All Journalists Started Somewhere
Susan Campbell is one of the faculty advisors of the Charger Bulletin.
There were plenty more talented student journalists at my little southwest Missouri college, but no one wanted a career in journalism more.
A few years previously, I’d sat cross-legged in the floor the summer of 1974 watching, gavel to gavel, the Watergate hearings.
Everyone came away from that event with something different. My mother will go to her grave believing Pres. Nixon was framed. I will go to my grave marveling that a free and independent press rooted out corruption at the highest level of government. Reporters did that, along with a phalanx of hungry attorneys and elected officials who took their Constitution seriously.

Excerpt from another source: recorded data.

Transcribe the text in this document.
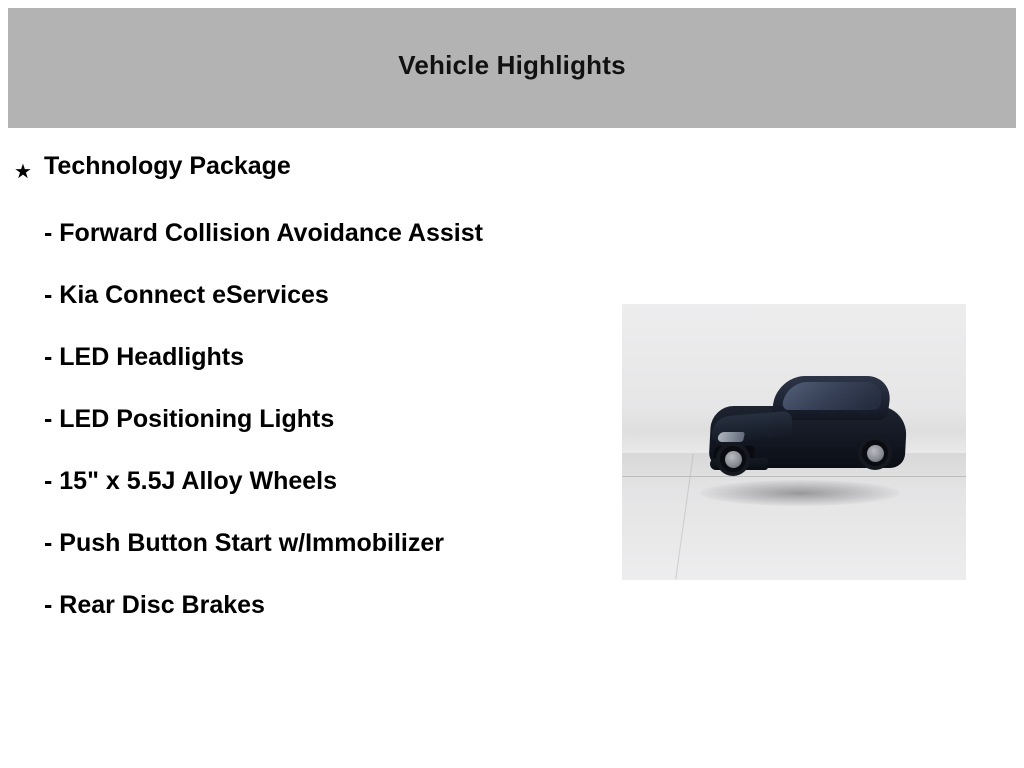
Vehicle Highlights
★ Technology Package
- Forward Collision Avoidance Assist
- Kia Connect eServices
- LED Headlights
- LED Positioning Lights
- 15" x 5.5J Alloy Wheels
- Push Button Start w/Immobilizer
- Rear Disc Brakes
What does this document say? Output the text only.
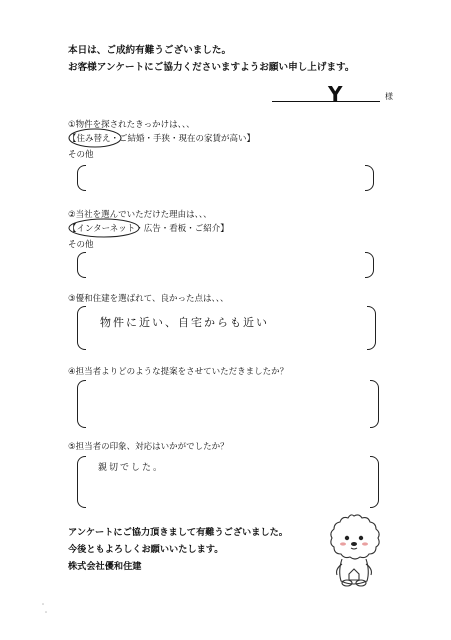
本日は、ご成約有難うございました。
お客様アンケートにご協力くださいますようお願い申し上げます。
Y	様
①物件を探されたきっかけは、、、
【住み替え・ご結婚・手狭・現在の家賃が高い】
その他
②当社を選んでいただけた理由は、、、
【インターネット・広告・看板・ご紹介】
その他
③優和住建を選ばれて、良かった点は、、、
物件に近い、自宅からも近い
④担当者よりどのような提案をさせていただきましたか？
⑤担当者の印象、対応はいかがでしたか？
親切でした。
アンケートにご協力頂きまして有難うございました。
今後ともよろしくお願いいたします。
株式会社優和住建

I was hooked, and from that summer on I wrote for every school paper that would have me.
And here I was, about to enter college journalism, which would prepare me to go out and practice my craft in the real world. But first I had to get through school.

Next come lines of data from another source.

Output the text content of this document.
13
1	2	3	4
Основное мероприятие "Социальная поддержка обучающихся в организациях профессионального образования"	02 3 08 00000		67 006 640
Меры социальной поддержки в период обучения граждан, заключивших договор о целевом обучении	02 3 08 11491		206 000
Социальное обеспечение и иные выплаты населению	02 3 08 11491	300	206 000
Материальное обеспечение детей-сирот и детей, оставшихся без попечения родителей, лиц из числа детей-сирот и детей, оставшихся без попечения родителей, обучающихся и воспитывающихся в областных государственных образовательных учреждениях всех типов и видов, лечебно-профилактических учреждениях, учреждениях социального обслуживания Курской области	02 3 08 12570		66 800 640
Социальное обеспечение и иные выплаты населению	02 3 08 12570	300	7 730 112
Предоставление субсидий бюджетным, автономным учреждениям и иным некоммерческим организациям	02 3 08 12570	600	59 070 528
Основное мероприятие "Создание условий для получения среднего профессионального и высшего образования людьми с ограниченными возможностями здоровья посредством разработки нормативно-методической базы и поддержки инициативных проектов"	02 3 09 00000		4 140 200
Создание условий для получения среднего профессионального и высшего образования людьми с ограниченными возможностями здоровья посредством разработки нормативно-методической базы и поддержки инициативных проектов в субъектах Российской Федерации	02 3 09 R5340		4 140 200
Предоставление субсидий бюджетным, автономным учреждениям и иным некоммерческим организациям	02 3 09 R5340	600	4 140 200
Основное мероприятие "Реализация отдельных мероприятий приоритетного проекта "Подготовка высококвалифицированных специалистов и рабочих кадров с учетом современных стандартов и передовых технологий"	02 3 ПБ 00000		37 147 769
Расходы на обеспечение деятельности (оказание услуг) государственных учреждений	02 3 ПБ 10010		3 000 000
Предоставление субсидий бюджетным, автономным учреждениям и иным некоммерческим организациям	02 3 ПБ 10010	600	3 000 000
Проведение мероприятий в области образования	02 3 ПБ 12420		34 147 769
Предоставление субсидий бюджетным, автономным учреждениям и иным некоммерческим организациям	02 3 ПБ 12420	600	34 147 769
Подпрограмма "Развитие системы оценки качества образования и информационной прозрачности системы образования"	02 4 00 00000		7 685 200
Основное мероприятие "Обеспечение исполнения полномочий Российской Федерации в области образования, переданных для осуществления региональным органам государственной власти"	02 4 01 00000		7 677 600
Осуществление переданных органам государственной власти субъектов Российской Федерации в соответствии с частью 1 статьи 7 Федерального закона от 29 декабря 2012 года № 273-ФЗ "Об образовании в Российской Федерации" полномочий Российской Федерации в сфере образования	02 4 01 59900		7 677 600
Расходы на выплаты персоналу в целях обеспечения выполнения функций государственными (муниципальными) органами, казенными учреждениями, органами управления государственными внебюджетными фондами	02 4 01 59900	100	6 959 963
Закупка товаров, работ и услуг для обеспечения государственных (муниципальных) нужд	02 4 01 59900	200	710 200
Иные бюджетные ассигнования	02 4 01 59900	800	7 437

My newspaper advisor was a man I thought ancient (he was the same age I am now). He wore sharp suits, wide ties, a bemused smile, and there floated about him a faint smell of vomit.

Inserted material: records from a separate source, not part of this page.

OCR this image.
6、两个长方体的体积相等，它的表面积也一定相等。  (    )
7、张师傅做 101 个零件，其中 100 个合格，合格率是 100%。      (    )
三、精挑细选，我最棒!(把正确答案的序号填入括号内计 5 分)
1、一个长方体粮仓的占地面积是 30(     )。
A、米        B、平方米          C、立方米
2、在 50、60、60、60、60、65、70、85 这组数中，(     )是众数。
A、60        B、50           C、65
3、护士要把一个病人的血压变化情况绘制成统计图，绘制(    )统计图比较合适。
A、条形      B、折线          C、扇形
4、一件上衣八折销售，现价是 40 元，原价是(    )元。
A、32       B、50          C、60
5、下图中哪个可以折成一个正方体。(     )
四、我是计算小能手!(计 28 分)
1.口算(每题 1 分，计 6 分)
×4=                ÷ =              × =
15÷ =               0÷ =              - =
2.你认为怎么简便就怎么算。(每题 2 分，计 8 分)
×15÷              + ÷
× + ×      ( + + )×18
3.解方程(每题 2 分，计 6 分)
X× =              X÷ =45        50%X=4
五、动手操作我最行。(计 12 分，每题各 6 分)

I may have made up that vomit part.
He never called me anything but “Campbell,” and he pushed and cajoled and shouted. He slammed his flat hand down on the desk when we goofed up – things were different then – until I and my fellows learned AP style rules, and then we learned to break those rules. I spent late nights in the newsroom (really just a classroom we commandeered) and then stumbled to my morning classes.
We put out an award-winning college paper from that tiny little place. We met deadlines, argued over headlines, battled with the administration, and paved our way(s) into careers in journalism, law, political science, fund-raising. We learned to respect the Constitution, and not just the First Amendment. We learned teamwork, and we learned that respect of power is not a fait accompli, but something that must be earned.
Journalism has been good to me. Journalism has been good to you, too. Every day, tireless ink-stained hacks and their more glamorous broadcast brothers and sisters uncover something that people in power don’t want uncovered, something you need to know. They hold people accountable. They uncover information so that you can make good decisions about your lives – from what movie to see to which candidate deserves watching. They serve, as corny as it sounds, as your watchdogs.
And they all started somewhere. So we must protect our student newsrooms, which still, no matter the changes in the communications market or the delivery systems of news, serve as incubators for the next generation. Now, more than ever, we need journalists-in-training.